A training example can look like this:
3 qid:10 3:1 4:1 5:1 2 qid:10 2:1 3:1 1 qid:10 1:1 4:1 5:1
Here the training example (id=10) is built from three feature vectors. The first feature vector has highest rank (3) and the feature vector is (0, 0, 1, 1, 1).
I read the SoftRank paper but it was not clear to me how exactly to implement it. May be try ordered logistic regression where the constraints would be used to enforce the rank ordering?
There are many learning to rank software packages that will work on my data. I am looking for a prediction that is not simply a rank (integer) or score (real value) but a distribution over ranks.
I tried to search some models but I am unsure where to look.
Thanks
 Edited by usptact Friday, November 10, 2017 9:40 AM
Friday, November 10, 2017 9:37 AM
Answers

I recommend a Thurstonian model (as in TrueSkill) where each item has a latent random performance variable and the ranks arise from sorting the performances.

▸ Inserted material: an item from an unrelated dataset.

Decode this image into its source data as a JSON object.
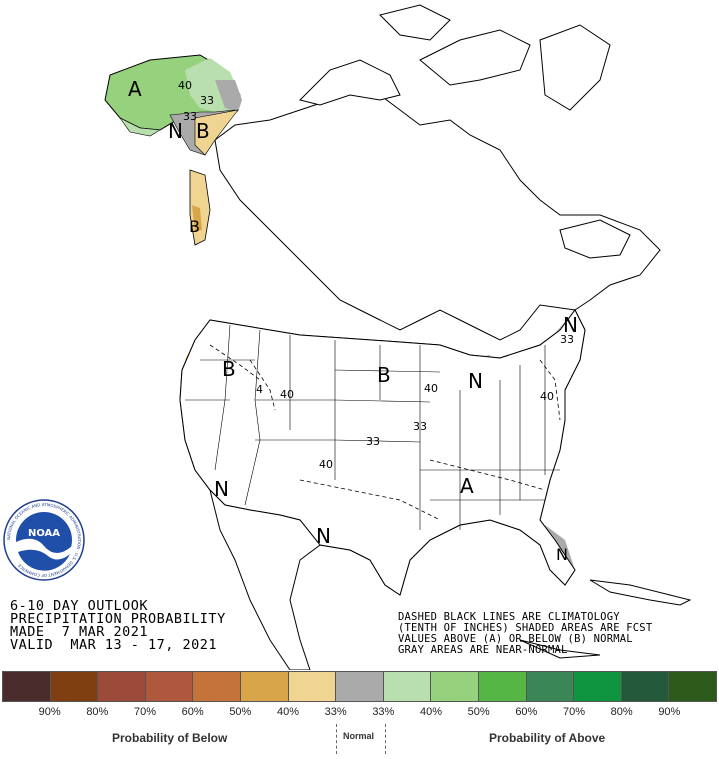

The model would end up looking exactly like TrueSkill except that the skills are computed from the feature vectors. For example, skill could be the inner product of the binary features and some weights. For prediction, the model would give a distribution over performances, not ranks, but you can convert this into ranks in various ways as described in the SoftRank paper.
 Marked as answer by usptact Friday, November 10, 2017 5:23 PM
Friday, November 10, 2017 11:51 AMOwner
All replies

I recommend a Thurstonian model (as in TrueSkill) where each item has a latent random performance variable and the ranks arise from sorting the performances. The model would end up looking exactly like TrueSkill except that the skills are computed from the feature vectors. For example, skill could be the inner product of the binary features and some weights. For prediction, the model would give a distribution over performances, not ranks, but you can convert this into ranks in various ways as described in the SoftRank paper.
 Marked as answer by usptact Friday, November 10, 2017 5:23 PM
Friday, November 10, 2017 11:51 AMOwner 
Thanks for the pointer! I get the idea! I happen to be experimenting with the TrueSkill model, I think I know how to implement this model. Less certain about converting the distribution over performances to ranks but I need to get to this stage yet. Much appreciated!
Last night I stumbled upon a paper from Cramer & Singer, 2001 "Pranking with ranking". The idea is to learn jointly a regression model (w vector; why authors omitted bias term?) and also the thresholds b_1 ... b_K (the number of thresholds K is fixed). An item to be ranked (x) must fall inside the interval to be ranked correctly. The predicted rank is the smallest integer such that the score (from dot product) is smaller than the threshold value: min r \in {1, ..., K} (r: <w, x> + < b_r)
The method is a discriminative one but I can see how it can be made Bayesian. The w vector can be Vector Gaussian as in classic regression; The K thresholds (b_1, .. , b_K) can be Gaussian RVs (?) with constraints b_1 < b_2 < .. < b_K. It is less clear about how to get the distribution over ranks here though...
 Edited by usptact Friday, November 10, 2017 5:38 PM
Friday, November 10, 2017 5:25 PM